Thursday, June 17, 2010

[Honeycrisp Apple, U license fee to (all) growers = $1.65.
The patent is running out so we cross HC and Zestar = SweeTango.
Shazam! New revenue stream. Higher licensing fees.]


Strib Headline Writer Hits Home Run



"U's hot new apple already made into tort..."


But seriously folks, another example of the Morrill Hall Gang's being mean and greedy and, when exposed, trying to appear to take the [pseudo] high road.

From the Strib:

Not since Adam and Eve has an apple caused so much furor.

[slight overstatement]

More than a dozen apple growers filed a lawsuit in Hennepin County District Court Wednesday over an exclusive licensing agreement that the University of Minnesota and Pepin Heights Orchard have struck over what's being touted as the latest and greatest apple to hit the market -- the SweeTango.

... the growers who filed the suit argue the university's licensing agreement with Pepin severely limits their ability to grow, sell and ultimately profit from the SweeTango, a cross between the Honeycrisp and Zestar varieties.

The growers complain that the deal limits the number of trees other orchards can grow and allows them to sell only directly to consumers or individual stores rather than through the wholesalers who are an essential source of revenue for most orchards. The deal also prevents smaller growers from pooling their crops to fill orders from large retail stores.

[restraint of trade?]

"Such restrictive limitations ... result in unfair competition likely to force some of [the growers] out of business and significantly impair efforts of other Minnesota apple growers to remain viable," the suits says.

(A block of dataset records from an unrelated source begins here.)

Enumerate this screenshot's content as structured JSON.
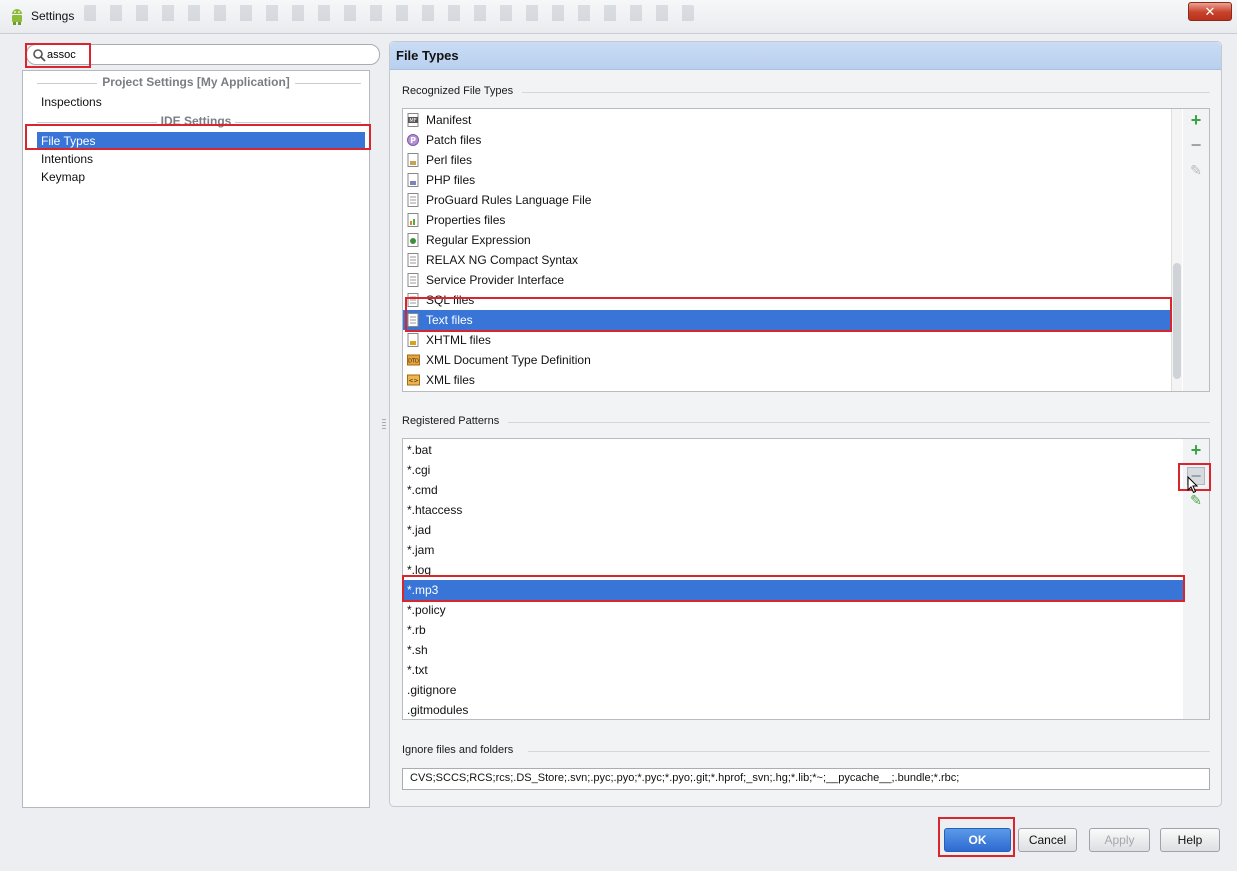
{
  "window": {
    "title": "Settings",
    "close_label": "✕"
  },
  "search": {
    "value": "assoc"
  },
  "left_nav": {
    "groups": [
      {
        "header": "Project Settings [My Application]",
        "items": [
          "Inspections"
        ]
      },
      {
        "header": "IDE Settings",
        "items": [
          "File Types",
          "Intentions",
          "Keymap"
        ]
      }
    ],
    "selected": "File Types"
  },
  "panel": {
    "title": "File Types",
    "recognized_label": "Recognized File Types",
    "recognized": [
      {
        "name": "Manifest",
        "icon": "manifest-icon"
      },
      {
        "name": "Patch files",
        "icon": "patch-icon"
      },
      {
        "name": "Perl files",
        "icon": "perl-file-icon"
      },
      {
        "name": "PHP files",
        "icon": "php-file-icon"
      },
      {
        "name": "ProGuard Rules Language File",
        "icon": "document-icon"
      },
      {
        "name": "Properties files",
        "icon": "properties-icon"
      },
      {
        "name": "Regular Expression",
        "icon": "regex-icon"
      },
      {
        "name": "RELAX NG Compact Syntax",
        "icon": "document-icon"
      },
      {
        "name": "Service Provider Interface",
        "icon": "document-icon"
      },
      {
        "name": "SQL files",
        "icon": "sql-file-icon"
      },
      {
        "name": "Text files",
        "icon": "text-file-icon"
      },
      {
        "name": "XHTML files",
        "icon": "xhtml-icon"
      },
      {
        "name": "XML Document Type Definition",
        "icon": "dtd-icon"
      },
      {
        "name": "XML files",
        "icon": "xml-file-icon"
      }
    ],
    "recognized_selected": "Text files",
    "patterns_label": "Registered Patterns",
    "patterns": [
      "*.bat",
      "*.cgi",
      "*.cmd",
      "*.htaccess",
      "*.jad",
      "*.jam",
      "*.log",
      "*.mp3",
      "*.policy",
      "*.rb",
      "*.sh",
      "*.txt",
      ".gitignore",
      ".gitmodules"
    ],
    "patterns_selected": "*.mp3",
    "ignore_label": "Ignore files and folders",
    "ignore_value": "CVS;SCCS;RCS;rcs;.DS_Store;.svn;.pyc;.pyo;*.pyc;*.pyo;.git;*.hprof;_svn;.hg;*.lib;*~;__pycache__;.bundle;*.rbc;"
  },
  "tools": {
    "add": "+",
    "remove": "−",
    "edit": "✎"
  },
  "buttons": {
    "ok": "OK",
    "cancel": "Cancel",
    "apply": "Apply",
    "help": "Help"
  },
  "colors": {
    "selection": "#3875d7",
    "header": "#c2d6f2",
    "highlight": "#d9262c"
  }
}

[I thought the U of M was supposed to be an economic engine for the people of the state? Isn't that what's claimed at the lege?]

The lawsuit points out that state funding was used to help develop the SweeTango.

University spokesman Daniel Wolter said Wednesday night that officials there are reviewing the lawsuit.

[That Dan Wolter? And this apple unhappiness has been known to the U for quite some time. See Daily editorial: Sweet Tango a Rotten Deal, 9/23/09 ]

University officials say the more restrictive limits on the SweeTango are meant to maintain high quality standards that will better protect the long-term value of the product as well as provide revenue for horticulture research at time when other revenue streams are dwindling.

[High quality standards, cough, cough. I understand the U made $8mil for HoneyCrisp. Would not a figure in that ball park be reasonable, rather than gouging the small orchards and putting some of them out of business? This is a strange position to take for an institution that claims to be an economic engine for the state.]

... Lisa Lamm Bachman, an attorney representing the growers and others in the lawsuit, said the exclusive deal is "unprecedented" and violates public policy, state and federal anti-trust laws and constitutional guarantees of equal protection under the law. She also contends the restrictions promote unfair competition, and create consumer confusion.

[Wow, now there's a load of buckshot.]

Kenneth Port, law professor and director of the Intellectual Property Institute at William Mitchell College of Law, said such licensing agreements -- even exclusive ones -- are "very common."

But Port said one hitch in the Pepin deal may be a written university policy that establishes that university research should have the maximum possible beneficial effect for Minnesotans and realize a fair financial return to the university, provided it doesn't interfere with the common good provision.

[And of course there is the court of public opinion, where once again the U has lost.]